Early CD-ROM catalogs also failed because people weren't familiar with them or because unfamiliar companies issued the CD-ROMs, a point that Cooperstein acknowledges. Now the CD-ROM-spinners think the time is ripe to try again.
"Back then it was kind of pioneering. Now, the public is much more cognizant of the Internet and CD-ROMs," says Andrew Black, vice president of global advertising at DKNY.
Whatever else may be the case, the lowly CD-ROM is increasingly popular with retailers and marketers, which use it to sell products as diverse as golf balls, cell phones, fishing gear and cereal.

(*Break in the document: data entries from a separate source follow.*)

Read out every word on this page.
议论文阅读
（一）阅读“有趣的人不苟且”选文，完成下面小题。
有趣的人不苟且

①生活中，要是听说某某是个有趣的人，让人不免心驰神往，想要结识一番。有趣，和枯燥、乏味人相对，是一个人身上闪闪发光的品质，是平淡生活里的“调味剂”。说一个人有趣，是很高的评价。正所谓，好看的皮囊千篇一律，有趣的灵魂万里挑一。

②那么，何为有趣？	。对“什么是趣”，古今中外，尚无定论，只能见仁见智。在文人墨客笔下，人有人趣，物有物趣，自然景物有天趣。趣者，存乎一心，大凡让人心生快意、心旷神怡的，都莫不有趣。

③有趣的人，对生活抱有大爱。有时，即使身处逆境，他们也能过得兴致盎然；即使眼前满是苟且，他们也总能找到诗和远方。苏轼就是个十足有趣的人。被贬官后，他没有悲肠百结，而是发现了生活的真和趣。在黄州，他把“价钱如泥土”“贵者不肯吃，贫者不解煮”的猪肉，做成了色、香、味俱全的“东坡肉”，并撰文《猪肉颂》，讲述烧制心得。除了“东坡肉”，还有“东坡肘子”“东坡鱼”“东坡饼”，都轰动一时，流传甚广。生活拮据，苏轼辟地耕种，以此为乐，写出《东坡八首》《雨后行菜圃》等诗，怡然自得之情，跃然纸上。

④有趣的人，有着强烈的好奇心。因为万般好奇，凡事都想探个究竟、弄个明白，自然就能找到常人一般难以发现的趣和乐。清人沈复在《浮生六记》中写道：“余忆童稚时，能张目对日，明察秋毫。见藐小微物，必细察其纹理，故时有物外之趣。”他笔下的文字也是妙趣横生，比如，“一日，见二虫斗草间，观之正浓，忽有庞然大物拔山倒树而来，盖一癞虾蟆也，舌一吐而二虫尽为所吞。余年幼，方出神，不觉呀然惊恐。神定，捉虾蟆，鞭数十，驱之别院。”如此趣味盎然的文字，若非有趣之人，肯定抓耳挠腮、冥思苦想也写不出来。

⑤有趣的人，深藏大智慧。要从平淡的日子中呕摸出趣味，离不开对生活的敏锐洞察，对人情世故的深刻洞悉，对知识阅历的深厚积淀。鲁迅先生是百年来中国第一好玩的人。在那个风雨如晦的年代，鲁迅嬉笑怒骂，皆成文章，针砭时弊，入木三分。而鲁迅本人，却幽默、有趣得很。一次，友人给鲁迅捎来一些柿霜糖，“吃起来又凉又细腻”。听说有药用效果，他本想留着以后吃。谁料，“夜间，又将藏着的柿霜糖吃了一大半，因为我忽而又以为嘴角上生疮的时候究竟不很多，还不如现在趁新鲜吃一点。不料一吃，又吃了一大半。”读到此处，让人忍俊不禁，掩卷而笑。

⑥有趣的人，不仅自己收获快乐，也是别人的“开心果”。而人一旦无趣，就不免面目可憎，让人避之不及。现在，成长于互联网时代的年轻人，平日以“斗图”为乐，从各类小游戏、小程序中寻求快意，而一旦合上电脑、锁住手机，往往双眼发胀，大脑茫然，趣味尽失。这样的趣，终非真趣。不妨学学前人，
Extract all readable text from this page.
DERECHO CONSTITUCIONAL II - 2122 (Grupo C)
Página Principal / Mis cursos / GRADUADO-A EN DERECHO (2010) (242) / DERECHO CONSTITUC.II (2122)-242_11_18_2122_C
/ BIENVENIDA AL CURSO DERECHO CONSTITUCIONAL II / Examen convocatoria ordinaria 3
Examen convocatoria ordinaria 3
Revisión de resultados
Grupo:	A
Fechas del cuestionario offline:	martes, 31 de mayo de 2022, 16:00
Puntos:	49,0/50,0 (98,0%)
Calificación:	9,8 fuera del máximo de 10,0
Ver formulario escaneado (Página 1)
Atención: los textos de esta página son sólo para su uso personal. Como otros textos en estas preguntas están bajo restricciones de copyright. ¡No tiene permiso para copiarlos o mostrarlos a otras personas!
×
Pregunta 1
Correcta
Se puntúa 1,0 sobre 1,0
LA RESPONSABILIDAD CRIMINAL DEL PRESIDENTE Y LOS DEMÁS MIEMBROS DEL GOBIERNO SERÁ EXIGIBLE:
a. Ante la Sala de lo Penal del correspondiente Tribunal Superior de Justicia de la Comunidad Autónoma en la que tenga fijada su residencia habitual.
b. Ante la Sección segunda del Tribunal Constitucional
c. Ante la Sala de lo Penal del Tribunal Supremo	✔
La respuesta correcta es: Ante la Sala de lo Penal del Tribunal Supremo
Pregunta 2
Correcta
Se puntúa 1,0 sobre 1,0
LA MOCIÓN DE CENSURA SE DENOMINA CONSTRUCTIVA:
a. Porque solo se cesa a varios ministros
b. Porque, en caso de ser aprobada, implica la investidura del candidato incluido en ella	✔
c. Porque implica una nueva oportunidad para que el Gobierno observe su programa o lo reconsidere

No one tracks how many CD-ROMs are used for promotional purposes, let alone other uses such as playing music or games, or running software.
May says Tempo, which handled 5 million CD-ROMs in 1997, expects to produce at least 50 million next year.
None of which is to say that people will use the CD-ROMs to buy on the Net. Contradicting the analysts, Marie Claire's Rizzuto points to a survey of readers that the magazine conducted six months ago. "The overwhelming response was yes," she says.
Early signs show that they meant it. Right after the magazine hit the newsstands, Internet Plus recorded 2,600 "updates," indicating that people were trying out the CD-ROMs, Hints says.
And even if the e-commerce engine won't fire up use of promotional CD-ROMs such as catalogs all by themselves, that's not the only market Internet Plus intends to tap, Hints says.
"There's an entire other world of existing CDs," he says. "Three billion were consumed last year. Our application can sit on top of music CDs and movie DVDs and turn them into e-commerce tools. That hasn't been done before."